Nice. I’m also in favor of compatible programming pads/vias being added to new BLF driver designs going forward. But I don’t want hardware development here to become a monoculture. We have some guys working on diverse designs, and I’d like to keep it that way. So, I’m of two minds on ‘standardization’ efforts. Hopefully a nice balance is kept between the ‘usual’ and the ‘unusual’ here.

Excellent. I’ll probably order the new ones and the key at a later date.

I was only planning on using one of the v3.5 boards in the near future anyway.

Any updates? I like the 4+2 design. I would like to add it to my Q8 driver.
This ProgKey looks much better than the one from Lexel.
But I would also like to be sure which standard is most promising.

I wouldn’t say it’s better, it’s just different.

If it’s coming to standards, I’m the wrong guy to ask. I’m one of the open source guys here, I don’t and won’t sell anything. I just share what I have if deemed interesting and I got the time. And the open source fraction usually doesn’t set the standards. :wink:

I just liked the idea that Lexel brought to the forum, instantly knew I will adopt it for my boards, and wanted to advance it by showing where a more universal approach might be preferable. I’d love it if others would come up with more thoughts and ideas.

If not, the commercial product will get released as deemed fit, the open source guys will make their own stuff and those who can only buy will have to buy what’s on the table. That’s of course a way to set a standard. Sounds familiar? Probably is. :slight_smile:


Can you please state at the beginning of your post if your programming key is kompatibel with Lexcels?
I can replug the leads, but is spacing the same?

I read the other thread a while ago and forgot the details.

Same spacing as Lexel’s: 1.3mm sideways and 1.5mm up and down.

The second post is reserved for drawings of spacing and examples for usage in board design, I just couldn’t find the time to upload it, yet.

Thank you!

Do you see a chance that these things fit?

Same pogo pin pitch, but different in the two rows.
I guess a manufacturer would use these as adapter.

You mean this double row version:

They stick to a 1.27mm spacing in all directions
Would save the time of making they key, although these “spring loaded connectors” look really really small.

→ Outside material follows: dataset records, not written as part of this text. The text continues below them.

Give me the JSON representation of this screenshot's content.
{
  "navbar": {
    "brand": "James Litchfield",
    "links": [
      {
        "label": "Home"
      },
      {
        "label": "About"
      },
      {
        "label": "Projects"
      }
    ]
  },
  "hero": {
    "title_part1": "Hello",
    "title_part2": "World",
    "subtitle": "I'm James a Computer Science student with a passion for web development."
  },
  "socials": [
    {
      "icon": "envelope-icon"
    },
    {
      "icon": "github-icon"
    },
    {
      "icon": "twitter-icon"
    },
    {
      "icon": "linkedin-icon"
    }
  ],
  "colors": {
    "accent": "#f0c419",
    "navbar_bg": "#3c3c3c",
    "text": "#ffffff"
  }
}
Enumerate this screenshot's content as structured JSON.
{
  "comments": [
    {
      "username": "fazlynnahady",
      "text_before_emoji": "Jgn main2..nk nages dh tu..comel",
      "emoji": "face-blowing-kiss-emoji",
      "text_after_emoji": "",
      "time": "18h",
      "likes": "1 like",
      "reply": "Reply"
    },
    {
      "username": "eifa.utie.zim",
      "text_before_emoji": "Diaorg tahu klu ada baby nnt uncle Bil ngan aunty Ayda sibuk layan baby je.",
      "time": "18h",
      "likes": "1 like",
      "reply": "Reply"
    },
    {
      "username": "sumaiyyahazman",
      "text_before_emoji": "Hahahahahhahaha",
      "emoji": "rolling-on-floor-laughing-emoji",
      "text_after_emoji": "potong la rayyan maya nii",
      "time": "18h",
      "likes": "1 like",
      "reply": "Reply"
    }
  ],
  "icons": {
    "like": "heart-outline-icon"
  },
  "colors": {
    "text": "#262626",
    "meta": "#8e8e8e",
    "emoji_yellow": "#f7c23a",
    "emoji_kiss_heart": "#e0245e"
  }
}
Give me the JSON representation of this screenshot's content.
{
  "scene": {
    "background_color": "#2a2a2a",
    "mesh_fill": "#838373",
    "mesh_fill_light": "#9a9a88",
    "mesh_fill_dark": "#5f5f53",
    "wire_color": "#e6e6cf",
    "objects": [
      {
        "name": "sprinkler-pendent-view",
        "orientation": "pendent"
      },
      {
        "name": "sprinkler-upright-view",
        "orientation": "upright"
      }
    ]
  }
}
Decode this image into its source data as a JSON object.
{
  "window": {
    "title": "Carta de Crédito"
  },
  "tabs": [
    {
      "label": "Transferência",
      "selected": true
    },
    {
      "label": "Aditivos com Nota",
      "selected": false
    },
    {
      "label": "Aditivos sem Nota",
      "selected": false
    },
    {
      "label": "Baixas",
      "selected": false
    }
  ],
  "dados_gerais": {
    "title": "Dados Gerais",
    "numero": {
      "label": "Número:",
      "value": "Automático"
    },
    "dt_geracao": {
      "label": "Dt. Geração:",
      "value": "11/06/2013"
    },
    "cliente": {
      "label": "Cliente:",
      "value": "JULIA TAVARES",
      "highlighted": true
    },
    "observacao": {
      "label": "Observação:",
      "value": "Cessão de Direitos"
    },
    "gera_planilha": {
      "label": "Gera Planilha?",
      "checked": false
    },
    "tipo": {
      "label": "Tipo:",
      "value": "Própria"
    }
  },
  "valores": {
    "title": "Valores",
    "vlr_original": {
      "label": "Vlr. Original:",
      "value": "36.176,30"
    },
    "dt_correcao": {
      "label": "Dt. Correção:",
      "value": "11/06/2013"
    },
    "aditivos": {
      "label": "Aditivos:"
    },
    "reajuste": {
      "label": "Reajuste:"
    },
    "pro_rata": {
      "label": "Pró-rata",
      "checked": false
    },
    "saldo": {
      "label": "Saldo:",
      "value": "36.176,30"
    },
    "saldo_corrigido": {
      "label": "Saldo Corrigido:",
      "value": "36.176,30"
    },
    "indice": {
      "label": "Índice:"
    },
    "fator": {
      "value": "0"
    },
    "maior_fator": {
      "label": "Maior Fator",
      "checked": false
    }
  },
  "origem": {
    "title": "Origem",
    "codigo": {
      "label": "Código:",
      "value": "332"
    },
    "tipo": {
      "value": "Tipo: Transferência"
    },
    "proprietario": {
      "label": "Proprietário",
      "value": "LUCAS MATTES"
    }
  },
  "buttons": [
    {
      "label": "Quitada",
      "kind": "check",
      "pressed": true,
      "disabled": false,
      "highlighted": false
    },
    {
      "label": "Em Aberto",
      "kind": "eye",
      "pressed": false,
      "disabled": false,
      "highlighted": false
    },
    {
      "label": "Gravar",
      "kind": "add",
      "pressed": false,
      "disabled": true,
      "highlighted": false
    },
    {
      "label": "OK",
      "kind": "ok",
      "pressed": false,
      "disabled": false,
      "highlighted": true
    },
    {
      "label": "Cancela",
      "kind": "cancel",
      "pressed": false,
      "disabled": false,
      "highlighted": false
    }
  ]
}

Some kind of ‘handle’ would be needed anyway.
Any link to the real life product? Can they be bought in low quantities?
Just googled spring loaded connectors, looks promising, but can’t dig deeper atm.

For now our 1.5mm upper/lower spacing on the key comes from the 0.8mm pcb and half the diameter of the pogo pin. Bringing it down to the same 1.27/1.3mm would not be bad.

On the other hand a 1.27mm version might just fit our 1.5mm spacing. But the risk of malflashing increases.
I’m not that fond of pads after having tested on a board here, with 6 vias on the board the connection is way better.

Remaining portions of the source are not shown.